Por: José María Yepes

Esta semana termina con la explosión noticiosa de una posible venta del Atlético Huila, algo que no deja de sorprender y más que eso, incomodar a los huilenses en general, pero en el fondo, es algo que se veía venir.

La situación económica y deportiva del club es bastante complicada, los costos de funcionamiento están lejos de ser cubiertos por los ingresos y sus pasivos crecen irremediablemente con severas repercusiones en lo deportivo.

El tema es que no hay una luz en el fondo del túnel y el oscuro panorama del Atlético Huila conduce al equipo a un desafortunado final y a la decepción total en especial de los aficionados al equipo y al fútbol en general.

Dos asensos, igual número de subtítulos inolvidables jornadas, explosión de emociones, alegrías y tristezas, no alcanzan para colmar las expectativas de una afición que creció con la esperanza de ver un día al Huila campeón.

Sin estadio, ni dirigencia, sin respaldo y pocas opciones para dar solución a la problemática que genera esta crisis no esta lejos el final de esta historia que nos puso en el mapa nacional e internacional y que hoy incluso permite ostentar a un huilense, Jorge Fernando Perdomo, el más alto cargo de la dirigencia del fútbol profesional.

Hecho que tampoco alcanza para salvaguardar la permanencia del equipo. El Atlético Huila es un representativo patrimonio regional en riesgo a desaparecer por muchas razones, todas ellas ampliamente conocidas; frente a muy pocas que garantizan su estabilidad, por lo que no será fácil evitar su eminente desaparición.

Esto podría parecer exageradamente drástico pero es la triste realidad, la recuperación del estadio esta cada vez mas lejana y sin escenario resulta imposible mantener vigente  esta actividad en la región pese a los esfuerzos que se trasforman en terquedad de los Patarroyo, y los García, los de Alta Tensión o Alma del Huila, los de las barra que aún en medio de la incomoda situación persisten en mantener viva la esperanza del Huila campeón.

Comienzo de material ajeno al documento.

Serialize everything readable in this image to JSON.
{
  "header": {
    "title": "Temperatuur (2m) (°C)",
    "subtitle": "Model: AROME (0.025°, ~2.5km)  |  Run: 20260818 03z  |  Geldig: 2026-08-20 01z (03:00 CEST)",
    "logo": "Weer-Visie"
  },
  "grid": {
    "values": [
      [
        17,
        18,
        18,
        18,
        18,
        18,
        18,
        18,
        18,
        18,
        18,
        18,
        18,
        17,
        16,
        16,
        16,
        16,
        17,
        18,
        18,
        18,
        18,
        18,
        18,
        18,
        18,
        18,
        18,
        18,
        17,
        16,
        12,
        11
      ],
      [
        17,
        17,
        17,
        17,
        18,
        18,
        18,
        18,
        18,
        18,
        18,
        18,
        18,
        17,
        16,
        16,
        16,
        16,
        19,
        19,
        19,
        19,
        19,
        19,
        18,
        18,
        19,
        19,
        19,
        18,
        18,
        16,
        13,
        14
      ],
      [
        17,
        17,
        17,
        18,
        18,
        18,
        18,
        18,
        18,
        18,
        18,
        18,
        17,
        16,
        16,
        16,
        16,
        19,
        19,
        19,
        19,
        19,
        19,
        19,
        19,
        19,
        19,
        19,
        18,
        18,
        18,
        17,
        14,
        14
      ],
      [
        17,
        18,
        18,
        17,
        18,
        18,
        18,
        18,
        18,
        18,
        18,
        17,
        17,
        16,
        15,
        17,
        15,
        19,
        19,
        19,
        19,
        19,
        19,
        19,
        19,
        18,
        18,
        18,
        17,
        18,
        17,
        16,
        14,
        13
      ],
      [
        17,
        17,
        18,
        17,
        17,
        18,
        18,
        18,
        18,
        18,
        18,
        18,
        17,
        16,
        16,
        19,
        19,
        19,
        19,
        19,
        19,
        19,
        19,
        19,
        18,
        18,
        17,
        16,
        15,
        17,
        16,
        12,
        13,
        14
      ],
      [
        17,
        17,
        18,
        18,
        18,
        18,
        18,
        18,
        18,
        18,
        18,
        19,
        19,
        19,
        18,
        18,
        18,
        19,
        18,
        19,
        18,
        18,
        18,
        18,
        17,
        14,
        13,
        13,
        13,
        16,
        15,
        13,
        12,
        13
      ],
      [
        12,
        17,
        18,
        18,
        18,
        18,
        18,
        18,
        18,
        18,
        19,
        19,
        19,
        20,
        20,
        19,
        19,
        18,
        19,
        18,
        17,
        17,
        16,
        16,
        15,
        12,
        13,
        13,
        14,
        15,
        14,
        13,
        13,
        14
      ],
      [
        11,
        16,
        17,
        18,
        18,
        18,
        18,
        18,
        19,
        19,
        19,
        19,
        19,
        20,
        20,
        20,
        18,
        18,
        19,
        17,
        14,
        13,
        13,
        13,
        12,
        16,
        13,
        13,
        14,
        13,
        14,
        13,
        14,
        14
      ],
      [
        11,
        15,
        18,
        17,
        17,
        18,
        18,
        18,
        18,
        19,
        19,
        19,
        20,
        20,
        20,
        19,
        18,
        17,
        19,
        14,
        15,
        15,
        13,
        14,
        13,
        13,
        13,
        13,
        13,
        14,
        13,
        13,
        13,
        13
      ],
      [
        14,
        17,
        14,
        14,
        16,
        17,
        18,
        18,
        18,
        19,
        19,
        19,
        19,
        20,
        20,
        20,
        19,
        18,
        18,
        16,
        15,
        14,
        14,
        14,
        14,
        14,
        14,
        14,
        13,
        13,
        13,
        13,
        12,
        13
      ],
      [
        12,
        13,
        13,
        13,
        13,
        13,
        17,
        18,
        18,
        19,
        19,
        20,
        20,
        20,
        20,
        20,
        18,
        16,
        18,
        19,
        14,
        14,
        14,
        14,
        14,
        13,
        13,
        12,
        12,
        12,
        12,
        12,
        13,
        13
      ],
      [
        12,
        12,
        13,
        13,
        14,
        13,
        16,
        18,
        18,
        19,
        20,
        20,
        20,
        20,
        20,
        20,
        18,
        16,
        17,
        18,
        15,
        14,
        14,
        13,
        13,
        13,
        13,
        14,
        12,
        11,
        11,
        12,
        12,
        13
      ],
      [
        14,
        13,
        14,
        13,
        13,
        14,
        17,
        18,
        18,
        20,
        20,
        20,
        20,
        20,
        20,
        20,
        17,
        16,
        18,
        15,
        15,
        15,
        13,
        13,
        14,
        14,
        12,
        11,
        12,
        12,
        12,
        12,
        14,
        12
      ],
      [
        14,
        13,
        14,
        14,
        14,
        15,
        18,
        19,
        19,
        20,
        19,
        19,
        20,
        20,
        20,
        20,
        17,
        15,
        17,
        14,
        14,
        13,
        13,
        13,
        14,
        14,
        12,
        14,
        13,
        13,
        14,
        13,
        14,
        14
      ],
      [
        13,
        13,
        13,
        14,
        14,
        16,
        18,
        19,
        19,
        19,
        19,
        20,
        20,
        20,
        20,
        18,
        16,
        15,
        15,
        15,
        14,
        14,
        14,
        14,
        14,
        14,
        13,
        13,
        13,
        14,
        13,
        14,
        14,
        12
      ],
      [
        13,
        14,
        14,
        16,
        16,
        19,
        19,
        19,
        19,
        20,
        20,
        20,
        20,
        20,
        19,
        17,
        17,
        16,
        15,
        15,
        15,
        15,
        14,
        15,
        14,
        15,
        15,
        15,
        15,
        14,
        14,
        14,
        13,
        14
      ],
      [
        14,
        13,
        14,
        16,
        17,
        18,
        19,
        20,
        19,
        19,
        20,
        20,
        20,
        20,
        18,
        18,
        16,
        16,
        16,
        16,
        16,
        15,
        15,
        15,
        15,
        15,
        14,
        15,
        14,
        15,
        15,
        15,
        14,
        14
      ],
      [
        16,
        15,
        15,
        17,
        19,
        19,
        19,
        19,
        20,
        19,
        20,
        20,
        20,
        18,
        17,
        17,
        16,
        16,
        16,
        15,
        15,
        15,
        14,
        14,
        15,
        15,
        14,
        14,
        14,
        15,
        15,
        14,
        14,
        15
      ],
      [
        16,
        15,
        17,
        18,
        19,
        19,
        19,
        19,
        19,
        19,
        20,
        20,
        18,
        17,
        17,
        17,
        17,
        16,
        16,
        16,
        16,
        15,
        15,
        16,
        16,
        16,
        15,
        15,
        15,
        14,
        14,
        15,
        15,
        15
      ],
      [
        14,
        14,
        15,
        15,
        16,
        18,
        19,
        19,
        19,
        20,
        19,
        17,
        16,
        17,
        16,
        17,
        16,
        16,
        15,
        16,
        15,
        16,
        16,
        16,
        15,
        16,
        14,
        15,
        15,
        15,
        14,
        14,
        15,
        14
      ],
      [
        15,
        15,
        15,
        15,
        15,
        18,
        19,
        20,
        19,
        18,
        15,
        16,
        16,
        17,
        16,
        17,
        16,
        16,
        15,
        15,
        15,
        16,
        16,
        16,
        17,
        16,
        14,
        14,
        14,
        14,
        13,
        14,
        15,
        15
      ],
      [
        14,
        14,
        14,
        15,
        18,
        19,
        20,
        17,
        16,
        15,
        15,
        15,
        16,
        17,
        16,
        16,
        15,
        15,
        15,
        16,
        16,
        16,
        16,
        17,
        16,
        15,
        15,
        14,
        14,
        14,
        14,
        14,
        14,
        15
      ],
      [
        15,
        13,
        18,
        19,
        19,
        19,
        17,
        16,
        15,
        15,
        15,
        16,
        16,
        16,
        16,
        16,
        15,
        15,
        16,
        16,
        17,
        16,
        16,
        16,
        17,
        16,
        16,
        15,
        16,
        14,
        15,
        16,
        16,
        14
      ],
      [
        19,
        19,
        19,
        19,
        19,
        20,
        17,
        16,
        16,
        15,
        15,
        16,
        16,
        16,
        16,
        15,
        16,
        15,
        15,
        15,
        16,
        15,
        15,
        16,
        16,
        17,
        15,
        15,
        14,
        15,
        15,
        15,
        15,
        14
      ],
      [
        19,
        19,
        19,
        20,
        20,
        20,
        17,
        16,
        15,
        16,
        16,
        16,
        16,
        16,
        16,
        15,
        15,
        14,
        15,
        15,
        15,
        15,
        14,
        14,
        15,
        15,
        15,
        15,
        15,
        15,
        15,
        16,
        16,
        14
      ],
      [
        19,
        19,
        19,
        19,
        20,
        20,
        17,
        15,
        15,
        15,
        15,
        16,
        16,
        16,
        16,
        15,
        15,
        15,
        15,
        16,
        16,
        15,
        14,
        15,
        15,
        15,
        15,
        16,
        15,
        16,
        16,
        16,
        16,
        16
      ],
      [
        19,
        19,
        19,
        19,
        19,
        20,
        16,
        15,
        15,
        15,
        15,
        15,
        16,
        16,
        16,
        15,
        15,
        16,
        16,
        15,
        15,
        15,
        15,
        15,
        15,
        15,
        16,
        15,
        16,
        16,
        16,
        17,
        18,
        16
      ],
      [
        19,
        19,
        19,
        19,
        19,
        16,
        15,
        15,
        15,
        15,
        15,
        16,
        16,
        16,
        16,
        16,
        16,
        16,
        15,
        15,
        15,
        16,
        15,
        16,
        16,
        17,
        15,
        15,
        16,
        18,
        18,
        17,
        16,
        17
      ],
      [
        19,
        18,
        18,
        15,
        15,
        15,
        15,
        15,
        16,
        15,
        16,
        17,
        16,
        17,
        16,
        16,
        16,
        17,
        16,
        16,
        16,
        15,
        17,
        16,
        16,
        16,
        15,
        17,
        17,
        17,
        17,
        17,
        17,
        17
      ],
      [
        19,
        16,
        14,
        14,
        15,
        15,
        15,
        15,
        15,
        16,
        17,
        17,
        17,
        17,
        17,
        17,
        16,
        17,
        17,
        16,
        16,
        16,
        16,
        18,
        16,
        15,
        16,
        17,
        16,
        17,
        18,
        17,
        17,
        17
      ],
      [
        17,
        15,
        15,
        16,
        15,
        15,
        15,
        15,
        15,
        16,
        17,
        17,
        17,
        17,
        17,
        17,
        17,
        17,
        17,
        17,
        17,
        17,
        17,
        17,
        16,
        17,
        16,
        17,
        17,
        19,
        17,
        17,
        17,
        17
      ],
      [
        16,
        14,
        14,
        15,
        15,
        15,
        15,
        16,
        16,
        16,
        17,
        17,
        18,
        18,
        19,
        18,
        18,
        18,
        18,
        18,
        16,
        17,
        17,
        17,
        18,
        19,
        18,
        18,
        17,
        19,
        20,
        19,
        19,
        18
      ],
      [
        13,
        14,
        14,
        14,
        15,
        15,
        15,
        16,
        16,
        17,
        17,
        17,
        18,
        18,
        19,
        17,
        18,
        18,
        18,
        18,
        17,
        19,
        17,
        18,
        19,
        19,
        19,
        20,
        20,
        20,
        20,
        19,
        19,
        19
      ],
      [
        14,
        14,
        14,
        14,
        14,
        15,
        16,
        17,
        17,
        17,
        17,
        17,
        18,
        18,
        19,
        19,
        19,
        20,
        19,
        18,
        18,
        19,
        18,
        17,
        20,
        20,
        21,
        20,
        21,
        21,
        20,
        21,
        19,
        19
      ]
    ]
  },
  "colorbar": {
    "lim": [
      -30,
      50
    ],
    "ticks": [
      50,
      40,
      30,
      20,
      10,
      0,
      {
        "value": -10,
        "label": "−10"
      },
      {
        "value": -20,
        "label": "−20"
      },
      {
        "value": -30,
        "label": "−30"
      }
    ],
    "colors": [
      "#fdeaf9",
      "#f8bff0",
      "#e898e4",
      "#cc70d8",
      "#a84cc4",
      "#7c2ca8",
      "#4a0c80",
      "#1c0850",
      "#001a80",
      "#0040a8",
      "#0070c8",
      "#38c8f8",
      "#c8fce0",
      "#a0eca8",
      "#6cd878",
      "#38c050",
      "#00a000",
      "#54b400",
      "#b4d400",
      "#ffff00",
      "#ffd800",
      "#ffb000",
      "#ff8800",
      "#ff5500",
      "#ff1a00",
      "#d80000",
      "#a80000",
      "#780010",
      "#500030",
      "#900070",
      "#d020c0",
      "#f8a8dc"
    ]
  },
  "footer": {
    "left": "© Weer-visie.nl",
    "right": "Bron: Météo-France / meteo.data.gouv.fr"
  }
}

Esto tampoco alcanza para avergonzar a los causantes del desastre  y para conmover a quienes podrían en una diligente gestión, proponer y propiciar las soluciones para que este joven proyecto de un poco mas de 25 años continúe creciendo con las anteriores, las actuales y la próximas generaciones de huilenses.

Así las cosas, tal vez no sea hoy o mañana, el próximo mes o el año entrante, no esta muy lejos el fin de esta historia. Pero  no pasa nada, hace más de 3 años   no tenemos estadio, pronto tampoco tendremos ATLÉTICO HUILA.